The Future of Fashion is Sustainable
In a year where supply chains are notoriously stalled and our personal style is constantly oscillating between finally getting dressed up and sticking with your favorite pair of sweats, it might seem odd to talk about the concept of “slow fashion”. But, for us at Eastwave Concept, slow fashion isn’t just an idea—it’s how we curate the designers we work with and discover the stories we want to tell.

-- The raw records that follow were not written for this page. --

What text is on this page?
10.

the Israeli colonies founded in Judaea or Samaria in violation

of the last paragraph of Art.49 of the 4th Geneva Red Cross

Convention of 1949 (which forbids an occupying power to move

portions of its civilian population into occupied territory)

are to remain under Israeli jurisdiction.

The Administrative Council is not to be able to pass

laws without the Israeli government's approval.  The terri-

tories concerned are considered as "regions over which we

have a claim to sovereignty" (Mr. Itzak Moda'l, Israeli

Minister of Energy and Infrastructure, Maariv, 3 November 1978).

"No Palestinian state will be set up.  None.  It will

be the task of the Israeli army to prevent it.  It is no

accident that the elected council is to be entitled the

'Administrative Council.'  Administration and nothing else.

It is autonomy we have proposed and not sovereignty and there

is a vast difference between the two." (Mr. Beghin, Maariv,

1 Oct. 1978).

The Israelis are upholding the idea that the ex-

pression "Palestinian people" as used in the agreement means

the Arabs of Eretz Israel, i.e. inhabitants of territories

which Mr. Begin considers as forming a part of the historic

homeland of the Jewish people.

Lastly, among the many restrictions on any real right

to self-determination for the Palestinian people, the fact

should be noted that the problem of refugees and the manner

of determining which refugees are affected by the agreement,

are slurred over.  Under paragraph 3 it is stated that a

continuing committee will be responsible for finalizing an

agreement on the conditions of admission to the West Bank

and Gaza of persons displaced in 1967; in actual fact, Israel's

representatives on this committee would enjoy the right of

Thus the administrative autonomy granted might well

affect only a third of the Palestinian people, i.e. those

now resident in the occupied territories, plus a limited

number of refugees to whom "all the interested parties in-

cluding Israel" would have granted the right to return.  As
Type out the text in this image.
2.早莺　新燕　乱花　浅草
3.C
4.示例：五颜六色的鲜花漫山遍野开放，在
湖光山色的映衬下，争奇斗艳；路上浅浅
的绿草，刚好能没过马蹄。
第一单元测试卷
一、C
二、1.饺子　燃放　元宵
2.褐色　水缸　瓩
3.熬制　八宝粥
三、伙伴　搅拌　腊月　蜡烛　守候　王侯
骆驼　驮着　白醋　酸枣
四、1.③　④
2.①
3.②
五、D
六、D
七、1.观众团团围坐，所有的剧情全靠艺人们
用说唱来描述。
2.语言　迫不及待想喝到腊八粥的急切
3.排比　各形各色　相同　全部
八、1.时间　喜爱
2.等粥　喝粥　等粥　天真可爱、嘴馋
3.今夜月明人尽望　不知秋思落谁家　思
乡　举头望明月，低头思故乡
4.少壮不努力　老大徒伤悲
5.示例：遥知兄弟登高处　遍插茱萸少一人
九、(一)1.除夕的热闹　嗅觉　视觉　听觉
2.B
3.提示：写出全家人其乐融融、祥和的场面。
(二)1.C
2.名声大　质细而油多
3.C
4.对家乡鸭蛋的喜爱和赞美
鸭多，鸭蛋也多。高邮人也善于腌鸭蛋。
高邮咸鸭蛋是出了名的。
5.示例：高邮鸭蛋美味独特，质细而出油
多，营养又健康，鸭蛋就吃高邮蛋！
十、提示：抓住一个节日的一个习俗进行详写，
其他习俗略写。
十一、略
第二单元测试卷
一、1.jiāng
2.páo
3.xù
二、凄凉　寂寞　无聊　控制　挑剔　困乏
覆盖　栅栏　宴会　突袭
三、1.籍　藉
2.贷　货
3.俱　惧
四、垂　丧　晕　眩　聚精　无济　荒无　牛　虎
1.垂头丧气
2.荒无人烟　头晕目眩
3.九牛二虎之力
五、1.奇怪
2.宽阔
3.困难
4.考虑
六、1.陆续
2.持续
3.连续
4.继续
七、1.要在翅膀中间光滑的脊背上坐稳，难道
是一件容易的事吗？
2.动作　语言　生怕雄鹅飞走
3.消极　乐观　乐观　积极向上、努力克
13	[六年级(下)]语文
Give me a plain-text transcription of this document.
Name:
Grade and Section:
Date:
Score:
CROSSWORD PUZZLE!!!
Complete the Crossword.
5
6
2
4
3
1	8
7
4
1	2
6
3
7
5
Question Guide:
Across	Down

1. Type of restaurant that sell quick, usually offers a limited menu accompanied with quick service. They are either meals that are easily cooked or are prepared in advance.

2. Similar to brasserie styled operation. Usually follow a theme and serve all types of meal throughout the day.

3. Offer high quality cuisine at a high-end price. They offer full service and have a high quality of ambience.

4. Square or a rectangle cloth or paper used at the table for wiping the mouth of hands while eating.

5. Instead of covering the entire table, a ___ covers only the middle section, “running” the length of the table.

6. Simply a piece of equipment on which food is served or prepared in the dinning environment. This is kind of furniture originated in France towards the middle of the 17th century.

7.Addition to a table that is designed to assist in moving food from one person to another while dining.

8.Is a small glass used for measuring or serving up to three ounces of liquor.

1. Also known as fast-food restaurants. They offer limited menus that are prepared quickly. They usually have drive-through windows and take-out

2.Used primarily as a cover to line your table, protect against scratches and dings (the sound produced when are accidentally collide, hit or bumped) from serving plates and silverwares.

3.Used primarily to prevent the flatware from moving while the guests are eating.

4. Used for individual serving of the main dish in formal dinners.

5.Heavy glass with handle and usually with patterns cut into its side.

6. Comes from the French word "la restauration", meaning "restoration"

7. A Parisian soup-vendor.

In 2021 alone, the fashion industry produced 1.2 billion tons of carbon, which is more than the global shipping and aviation industries combined. And while many Americans have continued to shop during the pandemic, our habits have drastically changed—80% of us now shop online, and a significant portion of that is with fast-fashion retailers who churn out seasonal, on-trend pieces for the lowest price possible. Where they’re produced, how they’re produced, and what the environmental and ethical cost is is wholly an afterthought.
We’re trying to change that. The designers we work with are all small artisans from the Middle East with an eye for craftsmanship and a passion for quality. They’re sustainable by nature; to make unique pieces that last, they can’t be mass produced. They have to be made individually, by hand, with thought and care. That means working with textiles and fabrics that are better for you and the environment (we’re talking organic cottons, vegan leathers, upcycled materials, and sustainably sourced woods), and taking the time to make sure the people who create them are treated fairly.
It’s not an easy way to do things, but for exceptionally crafted pieces that last, we believe it’s the best way to do things. Check out some of our favorite slow-fashion designers below:
This Cairo-based brand creates wearable wood accessories using a combination of organic, natural materials like oak and resin. Each bag is handcrafted for a modern twist on traditional shapes.
F FOR FARAH
A graduate of the prestigious Rhode Island School of Design (RISD), founder, creative director, and jewelry metalsmith Farah Abdelhamid uses her technical background to craft conceptual, wearable art that emphasizes a playful balance between shape, color, and texture.
Founded in 2017 by Egyptian designer Leila Abotira, ALIEL’s (Leila spelled backwards) philosophy is that every accessory tells a story. There is no standard design—each line’s clear attention to detail is evident in the luxury bags' quirky geometric shapes and hand-placed embellishments.
Zaid by Zaid Farouki
A creator by nature, Zaid Farouki made a name for himself by hand painting dresses. Now, his contemporary namesake perfectly balances ultra-wearable basics—we’re talking crisp shirts, tailored trousers & flowy wrap tops—with pops of happy, unconventional colors.
Meaning flexible in Arabic, Laién’s bold and modular pieces are ultra-sustainable because they’re meant to be customized, styled, and restyled to suit every outfit. Each piece is made using natural, organically shaped materials and can be adjusted in a multitude of ways.